July 21, 2014
 

Walking, Fully Walking, in Life

Koa pods: ‘They danced in the wind like little octopuses on branches.’ (Photo: Warren Krupsaw)

Koa pods: ‘They danced in the wind like little octopuses on branches.’ (Photo: Warren Krupsaw)

Armed with a pen, charcoal, and colored pencils, I was eager to start sketching and writing about my walk around Waianae, on the island of Oahu, Hawaii. My brown, leather journal peeked out from a pouch, slung across my body. When I looked through the chain link fence, I sighed. The dry, straw-colored grass and twisted, knobby grey trunks were set against a somewhat barren hill, chiseled brown with grey boulders. “You might see some goats,” my friend reassured me. “They come out in the afternoon to eat.” It’s as if she knew what I was thinking. I nodded and hoisted myself over her fence.

In the middle of the desolate, dry land, I caught sight of a small Koa tree. Clusters of pods dangled from its branches, some green, but most brown. Seedless, their time is done. But there was something beautiful in the way these withered clusters of pods twisted nature’s design wavy, curvy. One looked like an octopus, its two outer arms curled up, beckoning me to join them. A jewelry designer could not imitate—no, rival–the curves of nature’s designs. They danced in the wind like little octopuses on branches. When the wind stirred the leaves, the dried seeds in the pods slightly shook. I stopped and listened. “Shush-shush-shush.” I pulled a dried pod off, put it near my ear, and shook it. Thoreau once asked, “The singer can easily move us to tears or to laughter, but where is he who can excite in us a pure morning joy?” Nature’s music! They sounded like little maracas, “Shush-shush-shush.” Soft…gentle …simple… music.

thoreau

I pulled off dried, firm, soft pods and tucked them into my journal pages. I planned to wash and eat the green pods when I got home. On the way back, I picked up a rock and looked underneath. What looked like a silverfish went around and around. I returned the rock back to its moist spot. Another rock had a miniscule, pale orange ant wandering under it.

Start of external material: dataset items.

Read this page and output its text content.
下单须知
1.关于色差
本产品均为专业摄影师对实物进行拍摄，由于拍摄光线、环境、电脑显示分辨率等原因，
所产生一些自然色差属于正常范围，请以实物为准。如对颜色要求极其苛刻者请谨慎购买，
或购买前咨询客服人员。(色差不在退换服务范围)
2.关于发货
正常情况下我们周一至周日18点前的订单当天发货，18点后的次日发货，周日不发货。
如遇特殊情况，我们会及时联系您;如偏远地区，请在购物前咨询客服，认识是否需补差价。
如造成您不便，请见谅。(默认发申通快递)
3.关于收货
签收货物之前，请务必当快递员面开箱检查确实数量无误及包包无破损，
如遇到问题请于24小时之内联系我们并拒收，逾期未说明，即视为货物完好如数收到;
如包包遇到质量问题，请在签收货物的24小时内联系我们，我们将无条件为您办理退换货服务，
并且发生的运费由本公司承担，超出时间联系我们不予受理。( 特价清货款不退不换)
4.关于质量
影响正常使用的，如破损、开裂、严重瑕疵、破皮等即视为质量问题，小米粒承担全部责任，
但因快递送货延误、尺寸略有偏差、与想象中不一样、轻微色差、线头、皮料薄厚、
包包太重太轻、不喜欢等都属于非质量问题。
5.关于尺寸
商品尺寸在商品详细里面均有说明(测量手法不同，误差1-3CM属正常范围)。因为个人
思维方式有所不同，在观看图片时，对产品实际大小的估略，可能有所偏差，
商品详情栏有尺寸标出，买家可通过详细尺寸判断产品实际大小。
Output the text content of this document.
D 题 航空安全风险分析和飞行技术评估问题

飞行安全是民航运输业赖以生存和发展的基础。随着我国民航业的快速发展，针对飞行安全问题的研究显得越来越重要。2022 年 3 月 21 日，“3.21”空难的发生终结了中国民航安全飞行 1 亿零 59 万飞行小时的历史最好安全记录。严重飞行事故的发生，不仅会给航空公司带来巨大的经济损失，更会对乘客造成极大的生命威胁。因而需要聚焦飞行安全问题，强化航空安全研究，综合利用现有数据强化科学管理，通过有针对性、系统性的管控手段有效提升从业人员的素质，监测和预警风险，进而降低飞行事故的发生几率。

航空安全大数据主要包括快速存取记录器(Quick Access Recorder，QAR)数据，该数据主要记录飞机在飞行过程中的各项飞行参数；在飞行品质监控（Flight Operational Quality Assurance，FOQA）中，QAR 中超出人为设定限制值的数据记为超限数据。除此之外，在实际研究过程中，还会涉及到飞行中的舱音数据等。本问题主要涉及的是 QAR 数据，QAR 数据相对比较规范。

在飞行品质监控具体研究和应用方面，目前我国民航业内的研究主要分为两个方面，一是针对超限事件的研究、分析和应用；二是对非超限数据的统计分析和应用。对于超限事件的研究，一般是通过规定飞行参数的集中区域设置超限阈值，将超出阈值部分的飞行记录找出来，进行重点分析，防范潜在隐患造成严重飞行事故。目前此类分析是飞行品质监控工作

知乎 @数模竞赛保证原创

When I got home, I washed the green pods and nervously exhaled before chewing a soft, green pod. It was supple, and tasted like I remembered. But at the end, it was slightly bitter. Did the lack of water affect the taste? I chewed the next one. It was not as bitter, but firmer, even harder with age. It was like chewing a piece of paper, and I had to swallow hard at the end. The mature pod was ripe. I pulled a strip off its edge, and peeled back the pod. It opened up like an Edamame bean (soybeans). To my surprise it tasted mild like peas, and I eagerly chewed each seed. Thoreau again: “There is a difference between eating and drinking for strength and from mere gluttony.” I remembered eating soft Koa pods, scooping up chunks of papaya salad with it, between mouthfuls of sticky rice. My brothers and I would snack on Koa seeds, taking only what we needed from the tree.

While I did not see goats, I did see the Koa tree, and the pods. The different pods reminded me to walk, fully walk in life because, as Thoreau noted, “we cannot afford not to live in the present.” If Thoreau’s idea of simplicity was accepted, life would not be as barren and desolate as it seems. Nature is beckoning all, inviting us to fully experience it. A walk is simple, and costs very little. I spent a little of my time and effort, but this simplicity paid off. I not only saw, heard and touched “nature,” I even tasted it. It “tastes” beautiful. And I feel “rich.”